で、中学受験の塾という話になると、この40年の間に

テスト会→単科塾→総合塾

という流れになってきました。私の年代の方で、中学受験を経験された方はおおむね、テスト会出身者であろうかと思いますが、週1回テストを受けて、そのテストに向けて自分で勉強する、というスタイルでありました。このころは、あまり参考書や問題集もなかったので、自分で過去問をやったり、いろいろ工夫が必要であった。

そのテスト会の準備をするための塾というのが、生まれてきたのですが、その塾は基本的に単科塾が多かった。国語は国語の塾、算数は算数の塾に行く。つまり、自分の勉強の状況に合わせて、通う塾を変えることができたわけです。

やがてそれは総合塾に変わり、テスト自体は総合塾の中に飲み込まれる、という流れになっているといっていいでしょう。ということは、ある一定のシステムの中で受験をすることが、一般化されたということであって、子ども独自の工夫はあまり必要でなくなった、家庭が考えずとも塾が用意してくれるようになった、ということではないかと思います。

そして総合塾の時代になってからは、いわゆる「抱え込み」といって他の塾に行かないように、いろいろなシステムができあがった。
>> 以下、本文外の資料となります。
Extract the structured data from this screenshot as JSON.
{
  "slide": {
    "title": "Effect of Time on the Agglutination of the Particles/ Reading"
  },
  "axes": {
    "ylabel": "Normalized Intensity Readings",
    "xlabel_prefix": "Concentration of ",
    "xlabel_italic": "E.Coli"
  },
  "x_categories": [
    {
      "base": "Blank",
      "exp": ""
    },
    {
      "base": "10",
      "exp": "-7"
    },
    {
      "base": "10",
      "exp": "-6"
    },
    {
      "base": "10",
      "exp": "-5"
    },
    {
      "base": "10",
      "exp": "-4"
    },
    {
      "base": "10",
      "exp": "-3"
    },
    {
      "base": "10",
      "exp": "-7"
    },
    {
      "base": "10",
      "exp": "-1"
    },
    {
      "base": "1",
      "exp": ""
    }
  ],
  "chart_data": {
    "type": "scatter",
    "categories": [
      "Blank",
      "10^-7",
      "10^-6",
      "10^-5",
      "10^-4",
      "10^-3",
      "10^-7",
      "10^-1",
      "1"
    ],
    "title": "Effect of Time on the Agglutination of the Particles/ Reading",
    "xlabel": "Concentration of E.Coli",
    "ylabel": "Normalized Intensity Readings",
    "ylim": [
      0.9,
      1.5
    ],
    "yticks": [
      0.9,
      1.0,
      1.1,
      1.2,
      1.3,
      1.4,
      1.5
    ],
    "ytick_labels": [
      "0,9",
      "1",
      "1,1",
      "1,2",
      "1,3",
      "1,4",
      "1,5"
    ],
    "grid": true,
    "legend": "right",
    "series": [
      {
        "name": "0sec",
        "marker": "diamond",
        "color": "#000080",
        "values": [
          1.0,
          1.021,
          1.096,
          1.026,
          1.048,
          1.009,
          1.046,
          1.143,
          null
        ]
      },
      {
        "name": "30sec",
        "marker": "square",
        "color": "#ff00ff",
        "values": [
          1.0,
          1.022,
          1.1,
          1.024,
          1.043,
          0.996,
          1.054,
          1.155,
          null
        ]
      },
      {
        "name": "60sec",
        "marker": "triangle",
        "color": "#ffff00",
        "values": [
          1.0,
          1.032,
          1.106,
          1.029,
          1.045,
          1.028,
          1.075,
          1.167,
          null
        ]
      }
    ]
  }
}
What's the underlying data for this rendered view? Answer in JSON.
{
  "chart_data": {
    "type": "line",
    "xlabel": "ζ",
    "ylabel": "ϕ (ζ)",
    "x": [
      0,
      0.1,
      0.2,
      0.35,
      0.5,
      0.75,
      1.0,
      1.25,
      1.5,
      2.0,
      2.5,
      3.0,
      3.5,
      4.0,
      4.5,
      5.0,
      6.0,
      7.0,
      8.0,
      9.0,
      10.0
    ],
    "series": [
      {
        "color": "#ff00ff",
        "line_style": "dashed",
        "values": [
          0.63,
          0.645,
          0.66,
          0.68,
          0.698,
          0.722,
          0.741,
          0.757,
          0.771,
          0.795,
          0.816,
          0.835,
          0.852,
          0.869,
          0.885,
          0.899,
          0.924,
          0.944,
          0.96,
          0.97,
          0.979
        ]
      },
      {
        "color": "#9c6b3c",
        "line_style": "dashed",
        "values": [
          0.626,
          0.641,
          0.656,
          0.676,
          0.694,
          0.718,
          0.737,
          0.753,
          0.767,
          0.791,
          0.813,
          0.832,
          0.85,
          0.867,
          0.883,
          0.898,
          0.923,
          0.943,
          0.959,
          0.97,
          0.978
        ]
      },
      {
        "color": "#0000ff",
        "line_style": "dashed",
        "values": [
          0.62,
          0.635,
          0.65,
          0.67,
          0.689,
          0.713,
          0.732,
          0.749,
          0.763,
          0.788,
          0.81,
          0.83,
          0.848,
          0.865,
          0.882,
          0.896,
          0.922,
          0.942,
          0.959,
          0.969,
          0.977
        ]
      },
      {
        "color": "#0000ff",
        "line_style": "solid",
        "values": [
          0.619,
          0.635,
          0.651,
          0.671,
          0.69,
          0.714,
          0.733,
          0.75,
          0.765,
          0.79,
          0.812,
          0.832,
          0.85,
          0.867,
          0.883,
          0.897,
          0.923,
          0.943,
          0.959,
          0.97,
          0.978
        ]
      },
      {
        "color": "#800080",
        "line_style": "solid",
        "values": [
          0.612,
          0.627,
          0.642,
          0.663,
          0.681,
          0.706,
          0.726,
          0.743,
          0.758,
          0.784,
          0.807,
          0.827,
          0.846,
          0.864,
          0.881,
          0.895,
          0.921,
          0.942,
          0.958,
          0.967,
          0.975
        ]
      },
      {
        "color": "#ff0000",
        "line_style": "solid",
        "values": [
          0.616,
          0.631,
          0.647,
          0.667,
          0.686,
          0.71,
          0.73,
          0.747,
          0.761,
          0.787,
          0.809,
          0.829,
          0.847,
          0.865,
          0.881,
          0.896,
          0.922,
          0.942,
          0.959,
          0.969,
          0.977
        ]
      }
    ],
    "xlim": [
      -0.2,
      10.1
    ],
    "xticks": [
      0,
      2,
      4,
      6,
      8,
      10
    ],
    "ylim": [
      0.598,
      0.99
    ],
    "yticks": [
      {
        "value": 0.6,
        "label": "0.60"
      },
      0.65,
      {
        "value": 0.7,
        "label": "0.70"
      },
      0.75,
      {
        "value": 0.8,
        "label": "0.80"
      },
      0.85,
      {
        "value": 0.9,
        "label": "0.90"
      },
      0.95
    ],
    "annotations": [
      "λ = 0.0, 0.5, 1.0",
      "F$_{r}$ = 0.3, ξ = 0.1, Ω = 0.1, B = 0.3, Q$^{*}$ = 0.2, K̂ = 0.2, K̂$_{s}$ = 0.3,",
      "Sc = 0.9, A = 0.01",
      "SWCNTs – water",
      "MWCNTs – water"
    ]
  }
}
学校別指導もそうですし、個別指導すら塾内にもうける、という状況になってきたわけです。何から何まで準備されている。だからお父さん、お母さんとしては、それを選べば良いということになった。

しかし、その分、子どもたちの時間はどんどん奪われることになりました。

最初週2日ぐらいだった通塾日は週3日、週4日と跳ね上がっていき、今では5日というところもあるわけで。その分、家で勉強する時間は減り、何から何まで塾任せ、というスタイルが出てきています。

私はこれが、どうも気になる。

小学生が受験をする、というのはいろいろな負担があるわけですが、それが一気に増えている。中学受験のメリットというのは、お父さん、お母さんが一緒にいてくれる分、その負担を軽減できるというところにあったはずなのが、そのメリットが減少しているのではないか、と危惧しているのです。
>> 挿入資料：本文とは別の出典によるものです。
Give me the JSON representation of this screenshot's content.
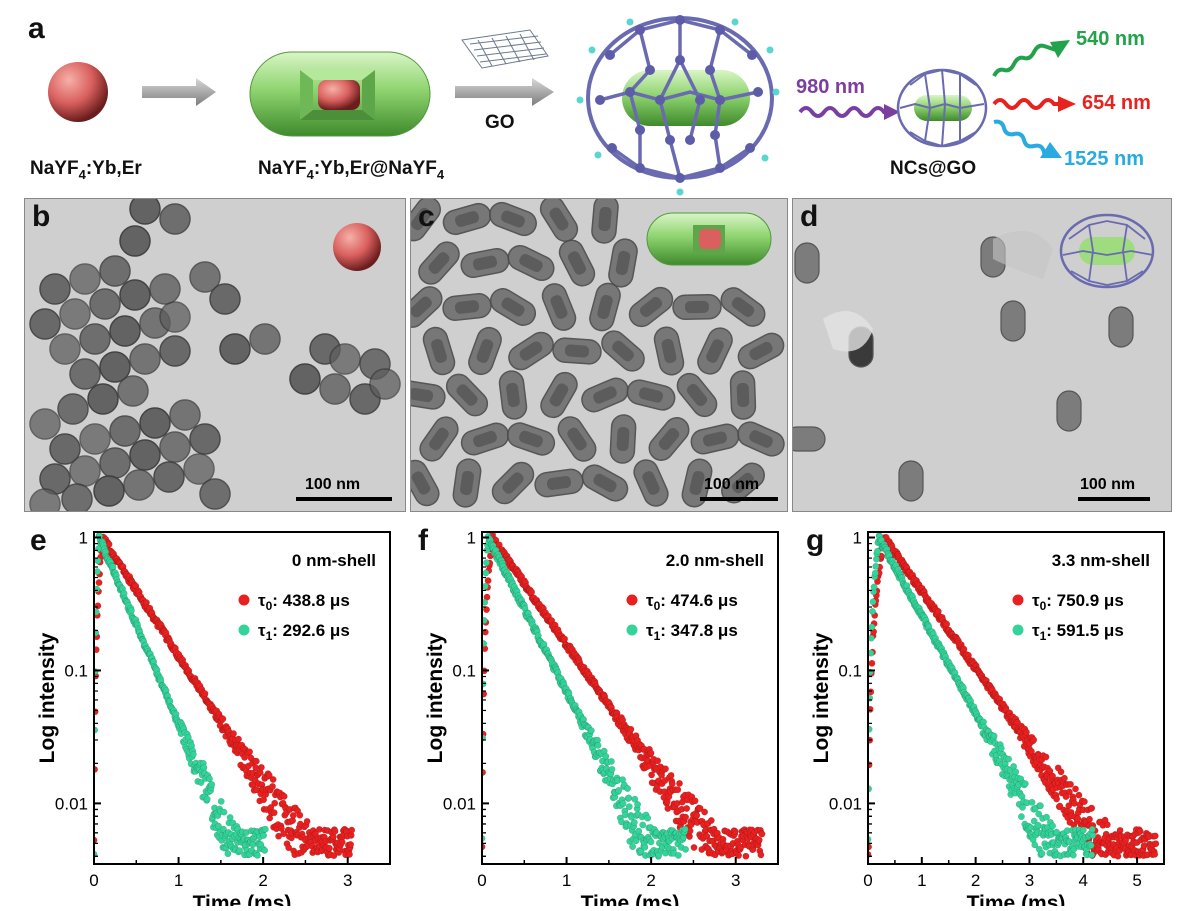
{
  "panel_letters": [
    "a",
    "b",
    "c",
    "d",
    "e",
    "f",
    "g"
  ],
  "scheme": {
    "core_label_main": "NaYF",
    "core_label_sub": "4",
    "core_label_rest": ":Yb,Er",
    "coreshell_label_main": "NaYF",
    "coreshell_label_sub": "4",
    "coreshell_label_mid": ":Yb,Er@NaYF",
    "coreshell_label_sub2": "4",
    "go_label": "GO",
    "excitation": "980 nm",
    "ncs_label": "NCs@GO",
    "emissions": [
      {
        "text": "540 nm",
        "color": "#22a24a"
      },
      {
        "text": "654 nm",
        "color": "#e8231f"
      },
      {
        "text": "1525 nm",
        "color": "#29abe2"
      }
    ],
    "colors": {
      "core": "#e06a6a",
      "shell": "#8fd470",
      "go_cage": "#6a6ab0",
      "arrow": "#9a9a9a",
      "excitation": "#7b3fa0"
    }
  },
  "tem": {
    "scale_label": "100 nm",
    "background": "#cfcfcf",
    "particle": "#5e5e5e"
  },
  "chart_data": [
    {
      "type": "scatter",
      "panel": "e",
      "annotation": "0 nm-shell",
      "xlabel": "Time (ms)",
      "ylabel": "Log intensity",
      "xlim": [
        0,
        3.5
      ],
      "ylim": [
        0.0035,
        1.1
      ],
      "yscale": "log",
      "xticks": [
        0,
        1,
        2,
        3
      ],
      "yticks": [
        1,
        0.1,
        0.01
      ],
      "ytick_labels": [
        "1",
        "0.1",
        "0.01"
      ],
      "series": [
        {
          "sym": "τ",
          "sub": "0",
          "value": ": 438.8 μs",
          "color": "#e82020",
          "lifetime_ms": 0.4388,
          "peak_ms": 0.1,
          "floor": 0.004
        },
        {
          "sym": "τ",
          "sub": "1",
          "value": ": 292.6 μs",
          "color": "#34d39a",
          "lifetime_ms": 0.2926,
          "peak_ms": 0.06,
          "floor": 0.004
        }
      ]
    },
    {
      "type": "scatter",
      "panel": "f",
      "annotation": "2.0 nm-shell",
      "xlabel": "Time (ms)",
      "ylabel": "Log intensity",
      "xlim": [
        0,
        3.5
      ],
      "ylim": [
        0.0035,
        1.1
      ],
      "yscale": "log",
      "xticks": [
        0,
        1,
        2,
        3
      ],
      "yticks": [
        1,
        0.1,
        0.01
      ],
      "ytick_labels": [
        "1",
        "0.1",
        "0.01"
      ],
      "series": [
        {
          "sym": "τ",
          "sub": "0",
          "value": ": 474.6 μs",
          "color": "#e82020",
          "lifetime_ms": 0.4746,
          "peak_ms": 0.12,
          "floor": 0.004
        },
        {
          "sym": "τ",
          "sub": "1",
          "value": ": 347.8 μs",
          "color": "#34d39a",
          "lifetime_ms": 0.3478,
          "peak_ms": 0.07,
          "floor": 0.004
        }
      ]
    },
    {
      "type": "scatter",
      "panel": "g",
      "annotation": "3.3 nm-shell",
      "xlabel": "Time (ms)",
      "ylabel": "Log intensity",
      "xlim": [
        0,
        5.5
      ],
      "ylim": [
        0.0035,
        1.1
      ],
      "yscale": "log",
      "xticks": [
        0,
        1,
        2,
        3,
        4,
        5
      ],
      "yticks": [
        1,
        0.1,
        0.01
      ],
      "ytick_labels": [
        "1",
        "0.1",
        "0.01"
      ],
      "series": [
        {
          "sym": "τ",
          "sub": "0",
          "value": ": 750.9 μs",
          "color": "#e82020",
          "lifetime_ms": 0.7509,
          "peak_ms": 0.3,
          "floor": 0.004
        },
        {
          "sym": "τ",
          "sub": "1",
          "value": ": 591.5 μs",
          "color": "#34d39a",
          "lifetime_ms": 0.5915,
          "peak_ms": 0.2,
          "floor": 0.004
        }
      ]
    }
  ]
}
もうひとつ気になるのは、何から何まで準備されていると、自分で何かをすることがなくなる、自分で工夫しなくなる、という点です。私どものころは、参考書も十分でなかったから、自分で調べた。インターネットもありませんから、なんと分厚い「百科事典」を読んだものです。

それはすぐ、調べられないが、逆に言えば、苦労するから覚えるというところがある。暗記のテキストもないから、自分でカードを書いた。自分で書くから、当然、書く段階で覚えられた、というところがあります。そういう家庭や自分の工夫が必要ない、というのは確かに便利なのだが、便利すぎて、あとで苦労するところがあるのではないか。

良く私学の先生と話をして
「中学に入ったらやり直させないといかんのです。先生の前で恐縮だが、勉強の仕方がわかっていない子が多すぎる」
という話をよく聞かされる。

でも、さもありなんと、思うのです。「あれ、やれ、これ、やれ」というのは、すでにあるからやれるのであるが、すべての勉強にそういうものが用意されているとは限らない。だから中1から論外とも思えるレポートが出される。論外だから、子どもたちは大変です。しかし、その中から何となく、自分で方法論をいうものを考え出す。

「最近はねえ、どこかのホームページに答えを載せているのがあるんですよ。だから、生徒の答えがいっしょだったりしてねえ。困った時代です。」

しかし、まあ、それでもこういうことをしてくれる先生がいる学校は良いと思います。そのまま、何事もなく大学受験まで終わってしまうと、今度は準備されない実社会に出ないといけないわけでしょう。

もう少し前に苦労しておかないと、本当はいけないのではないかと私は思うのですが。